Why do SqS messages sometimes remain in-flight on queue

I'm using Amazon SQS queues in a very simple way. Usually, messages are written and immediately visible and read. Occasionally, a message is written, and remains In-Flight(Not Visible) on the queue for several minutes. I can see it from the console. Receive-message-wait time is 0, and Default Visibility is 5 seconds. It will remain that way for several minutes, or until a new message gets written that somehow releases it. A few seconds delay is ok, but more than 60 seconds is not ok.

There a 8 reader threads that are long polling always, so its not that something is not trying to read it, they are.

Edit : To be clear, none of the consumer reads are returning any messages at all and it happens regardless of whether or not the console is open. In this scenario, only one message is involved, and it is just sitting in the queue invisible to the consumers.

Has anyone else seen this behavior and what I can do to improve it?

Here is the sdk for java I am using:

<dependency>
  <groupId>com.amazonaws</groupId>
  <artifactId>aws-java-sdk</artifactId>
  <version>1.5.2</version>
</dependency>     

Here is the code that does the reading (max=10,maxwait=0 startup config):

void read(MessageConsumer consumer) {

  List<Message> messages = read(max, maxWait);

  for (Message message : messages) {
    if (tryConsume(consumer, message)) {
      delete(message.getReceiptHandle());
    }
  }
}

private List<Message> read(int max, int maxWait) {

  AmazonSQS sqs = getClient();
  ReceiveMessageRequest rq = new ReceiveMessageRequest(queueUrl);
  rq.setMaxNumberOfMessages(max);
  rq.setWaitTimeSeconds(maxWait);
  List<Message> messages = sqs.receiveMessage(rq).getMessages();

  if (messages.size() > 0) {
    LOG.info("read {} messages from SQS queue",messages.size());
  }

  return messages;
}

The log line for "read .." never appears when this is happening, and its what causes me to go in with the console and see if the message is there or not, and it is.


It sounds like you are misinterpreting what you are seeing.

Messages "in flight" are not pending delivery, they're messages that have already been delivered but not further acted on by the consumer.

Messages are considered to be in flight if they have been sent to a client but have not yet been deleted or have not yet reached the end of their visibility window.

— https://docs.aws.amazon.com/AWSSimpleQueueService/latest/SQSDeveloperGuide/sqs-available-cloudwatch-metrics.html

When a consumer receives a message, it has to -- at some point -- either delete the message, or send a request to increase the timeout for that message; otherwise the message becomes visible again after the timeout expires. If a consumer fails to do one of these things, the message automatically becomes visible again. The visibility timeout is how long the consumer has before one of these things must be done.

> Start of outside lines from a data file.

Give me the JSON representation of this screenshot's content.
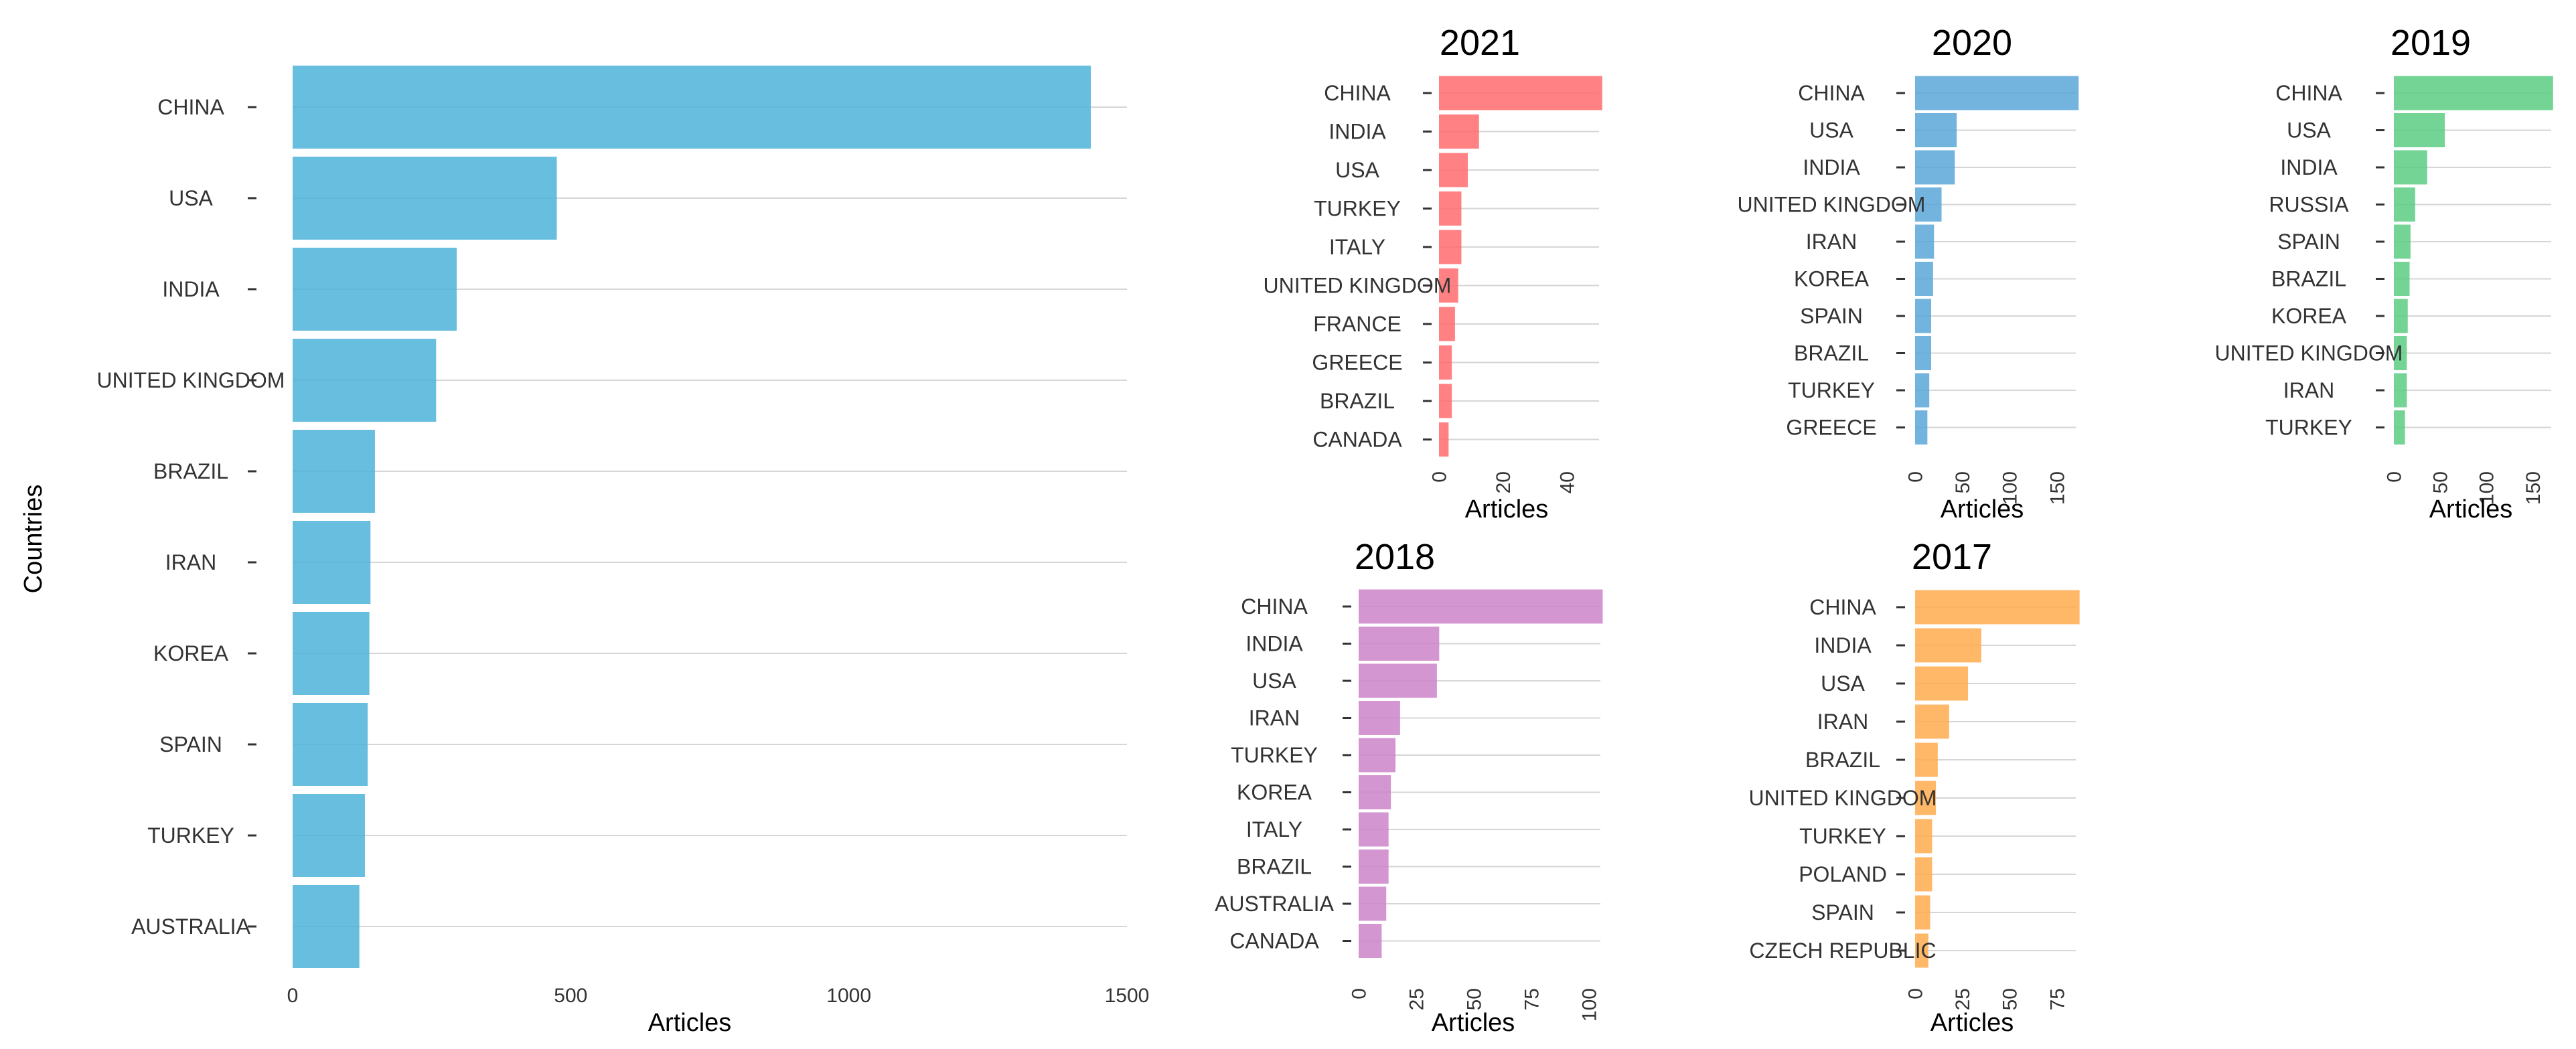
{
  "chart_data": [
    {
      "type": "bar",
      "orientation": "horizontal",
      "title": "",
      "xlabel": "Articles",
      "ylabel": "Countries",
      "color": "#4eb3d9",
      "xlim": [
        0,
        1500
      ],
      "xticks": [
        0,
        500,
        1000,
        1500
      ],
      "xtick_labels": [
        "0",
        "500",
        "1000",
        "1500"
      ],
      "categories": [
        "CHINA",
        "USA",
        "INDIA",
        "UNITED KINGDOM",
        "BRAZIL",
        "IRAN",
        "KOREA",
        "SPAIN",
        "TURKEY",
        "AUSTRALIA"
      ],
      "values": [
        1435,
        475,
        295,
        258,
        148,
        140,
        138,
        135,
        130,
        120
      ]
    },
    {
      "type": "bar",
      "orientation": "horizontal",
      "title": "2021",
      "xlabel": "Articles",
      "color": "#ff6b6e",
      "xlim": [
        0,
        50
      ],
      "xticks": [
        0,
        20,
        40
      ],
      "xtick_labels": [
        "0",
        "20",
        "40"
      ],
      "categories": [
        "CHINA",
        "INDIA",
        "USA",
        "TURKEY",
        "ITALY",
        "UNITED KINGDOM",
        "FRANCE",
        "GREECE",
        "BRAZIL",
        "CANADA"
      ],
      "values": [
        51,
        12.5,
        9,
        7,
        7,
        6,
        5,
        4,
        4,
        3
      ]
    },
    {
      "type": "bar",
      "orientation": "horizontal",
      "title": "2020",
      "xlabel": "Articles",
      "color": "#5ba7d8",
      "xlim": [
        0,
        170
      ],
      "xticks": [
        0,
        50,
        100,
        150
      ],
      "xtick_labels": [
        "0",
        "50",
        "100",
        "150"
      ],
      "categories": [
        "CHINA",
        "USA",
        "INDIA",
        "UNITED KINGDOM",
        "IRAN",
        "KOREA",
        "SPAIN",
        "BRAZIL",
        "TURKEY",
        "GREECE"
      ],
      "values": [
        173,
        44,
        42,
        28,
        20,
        19,
        17,
        17,
        15,
        13
      ]
    },
    {
      "type": "bar",
      "orientation": "horizontal",
      "title": "2019",
      "xlabel": "Articles",
      "color": "#5ccc83",
      "xlim": [
        0,
        170
      ],
      "xticks": [
        0,
        50,
        100,
        150
      ],
      "xtick_labels": [
        "0",
        "50",
        "100",
        "150"
      ],
      "categories": [
        "CHINA",
        "USA",
        "INDIA",
        "RUSSIA",
        "SPAIN",
        "BRAZIL",
        "KOREA",
        "UNITED KINGDOM",
        "IRAN",
        "TURKEY"
      ],
      "values": [
        172,
        55,
        36,
        23,
        18,
        17,
        15,
        14,
        14,
        12
      ]
    },
    {
      "type": "bar",
      "orientation": "horizontal",
      "title": "2018",
      "xlabel": "Articles",
      "color": "#cc84c8",
      "xlim": [
        0,
        105
      ],
      "xticks": [
        0,
        25,
        50,
        75,
        100
      ],
      "xtick_labels": [
        "0",
        "25",
        "50",
        "75",
        "100"
      ],
      "categories": [
        "CHINA",
        "INDIA",
        "USA",
        "IRAN",
        "TURKEY",
        "KOREA",
        "ITALY",
        "BRAZIL",
        "AUSTRALIA",
        "CANADA"
      ],
      "values": [
        106,
        35,
        34,
        18,
        16,
        14,
        13,
        13,
        12,
        10
      ]
    },
    {
      "type": "bar",
      "orientation": "horizontal",
      "title": "2017",
      "xlabel": "Articles",
      "color": "#ffaa4d",
      "xlim": [
        0,
        85
      ],
      "xticks": [
        0,
        25,
        50,
        75
      ],
      "xtick_labels": [
        "0",
        "25",
        "50",
        "75"
      ],
      "categories": [
        "CHINA",
        "INDIA",
        "USA",
        "IRAN",
        "BRAZIL",
        "UNITED KINGDOM",
        "TURKEY",
        "POLAND",
        "SPAIN",
        "CZECH REPUBLIC"
      ],
      "values": [
        87,
        35,
        28,
        18,
        12,
        11,
        9,
        9,
        8,
        7
      ]
    }
  ]
}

Messages should not be "in flight" without something having already received them -- but that "something" can include the console itself, as you'll note on the pop-up you see when you choose "View/Delete Messages" in the console (unless you already checked the "Don't show this again" checkbox):

Messages displayed in the console will not be available to other applications until the console stops polling for messages.

Messages displayed in the console are "in flight" while the console is observing the queue from the "View/Delete Messages" screen.

The part that does not make obvious sense is messages being in flight "for several minutes" if your default visibility timeout is only 5 seconds and nothing in your code is increasing that timeout... however... that could be explained almost perfectly by your consumers not properly disposing of the message, causing it to timeout and immediately be redelivered, giving the impression that a single instance of the message was remaining in-flight, when in fact, the message is briefly transitioning back to visible, only to be claimed almost immediately by another consumer, taking it back to in-flight again.


It may happen when you send or lock a message and within some seconds you try to get the fresh list of messages. Amazon SQS stores the data into multiple servers and in multiple data centers http://aws.amazon.com/sqs/faqs/#How_reliably_is_my_data_stored_in_Amazon_SQS.

To get rid of these issues you need to wait more so that queue would have more time to give appropriate results.